European manufacturing has fared better during the pandemic than the service sector, which continues to be held back by pandemic restrictions. For these reasons, we retain our neutral stance on European equities.

US Equity                                                                             

The last earnings season showed companies beating consensus expectations; but in many cases, expectations were high, so price changes have been muted.

As inflation fears moderated and long-dated bonds rallied, growth stocks have begun to pick-up again.

The US continues to be the market that we consider home to the highest quality companies, which have held up well during this turbulent time and should still be able to sustainably compound growth over the longer term. We continue to favour companies with robust balance sheets in less economically sensitive areas.

Japan Equity                                                                        ◄►

In general, Japanese companies have plenty of cash on their balance sheets and should be able to weather the storm.

Under normal circumstances, the Olympics would have given a boost to the domestic economy; however, due to the lack of international tourism, this will be limited.

Whilst we recognise that Japanese equities rebounded strongly as investors have become more confident in a global recovery, we continue to prefer broader Asian exposure rather than country-specific exposure to Japan.

Asia ex Japan Equity                                                             

As with the US, growth stocks in Asia have begun to pick-up again.

Pent-up global demand is likely to boost prospects for the region over the coming months.

China is heading towards becoming the largest economy in the world and, whilst the pandemic started there, they have recovered well. Given the growth potential for the region, we maintain our positive stance; however, rising cases of COVID-19 in some countries warrant a selective approach.

Emerging Markets ex Asia Equity                                      ◄►

The difference between many emerging market economies remains stark. The robustness of their respective healthcare systems and speed of government action is likely to determine how these countries fare.

On the vaccine front, it is likely they will not be able to inoculate their populations as quickly as the more developed economies, which is likely to delay their economic recovery.

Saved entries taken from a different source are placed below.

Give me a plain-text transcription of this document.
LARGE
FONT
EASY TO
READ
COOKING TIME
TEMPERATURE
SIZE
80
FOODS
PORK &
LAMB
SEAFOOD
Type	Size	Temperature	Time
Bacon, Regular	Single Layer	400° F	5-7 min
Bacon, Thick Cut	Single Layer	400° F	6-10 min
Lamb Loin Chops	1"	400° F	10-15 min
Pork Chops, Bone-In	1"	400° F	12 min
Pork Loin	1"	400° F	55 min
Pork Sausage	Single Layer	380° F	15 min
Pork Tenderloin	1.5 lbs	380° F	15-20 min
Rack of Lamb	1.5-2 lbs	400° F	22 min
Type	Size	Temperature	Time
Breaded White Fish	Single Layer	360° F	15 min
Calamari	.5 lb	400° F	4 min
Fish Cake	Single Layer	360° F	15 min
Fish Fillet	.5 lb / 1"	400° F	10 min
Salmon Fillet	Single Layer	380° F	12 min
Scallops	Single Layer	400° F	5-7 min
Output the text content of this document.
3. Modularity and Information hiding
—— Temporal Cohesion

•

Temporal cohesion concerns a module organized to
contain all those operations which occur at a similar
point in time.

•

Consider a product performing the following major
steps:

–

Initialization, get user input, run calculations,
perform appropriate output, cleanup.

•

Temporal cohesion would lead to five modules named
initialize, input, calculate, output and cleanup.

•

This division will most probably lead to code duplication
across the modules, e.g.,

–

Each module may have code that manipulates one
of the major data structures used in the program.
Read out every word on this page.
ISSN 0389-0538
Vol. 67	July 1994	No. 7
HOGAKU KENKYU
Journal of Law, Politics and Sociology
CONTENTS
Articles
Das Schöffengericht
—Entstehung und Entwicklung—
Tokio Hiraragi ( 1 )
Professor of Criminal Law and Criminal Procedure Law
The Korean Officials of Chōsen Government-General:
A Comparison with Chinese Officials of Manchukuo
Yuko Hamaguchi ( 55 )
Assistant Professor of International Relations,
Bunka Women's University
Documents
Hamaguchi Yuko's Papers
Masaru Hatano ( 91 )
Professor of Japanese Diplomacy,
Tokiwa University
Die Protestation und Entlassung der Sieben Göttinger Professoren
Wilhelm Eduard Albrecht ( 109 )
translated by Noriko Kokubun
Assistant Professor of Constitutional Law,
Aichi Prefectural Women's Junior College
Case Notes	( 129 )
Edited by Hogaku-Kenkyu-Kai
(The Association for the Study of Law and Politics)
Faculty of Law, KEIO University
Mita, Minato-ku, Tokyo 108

Whilst we recognise that current headwinds are significant, the long-term growth prospects for many emerging markets continues to be high. We continue to stress selectivity in this diverse region and maintain our neutral stance.

Alternative Investments

Hedge Funds/Targeted Absolute Return

As economies around the globe recover from the pandemic, and interest rates remain low, we expect mergers and acquisitions (M&A) to continue to take place. We therefore favour event-driven strategies within this space.

When using these strategies, we look for funds that could diversify returns away from the directionality of conventional bonds and equity markets. However, we continue to stress the importance of finding the right vehicle and investment manager, which requires extensive due diligence on the strategy and fund.


Whilst we acknowledge the yields on offer may look attractive relative to other sources of income, the property market remains challenged, particularly the retail and office segments.

We continue to suggest that any exposure to property should be selective and prefer closed-ended over open-ended vehicles, given the liquidity mismatch.

The pandemic accelerated trends towards online shopping and working from home. Although the rollout of the vaccine has caused a reassessment of property investments, these trends still weigh on the sector.

The impact of COVID-19 on future property demand remains ambiguous; therefore, it continues to be important to be selective and not chase the otherwise attractive yield when investing in this asset class.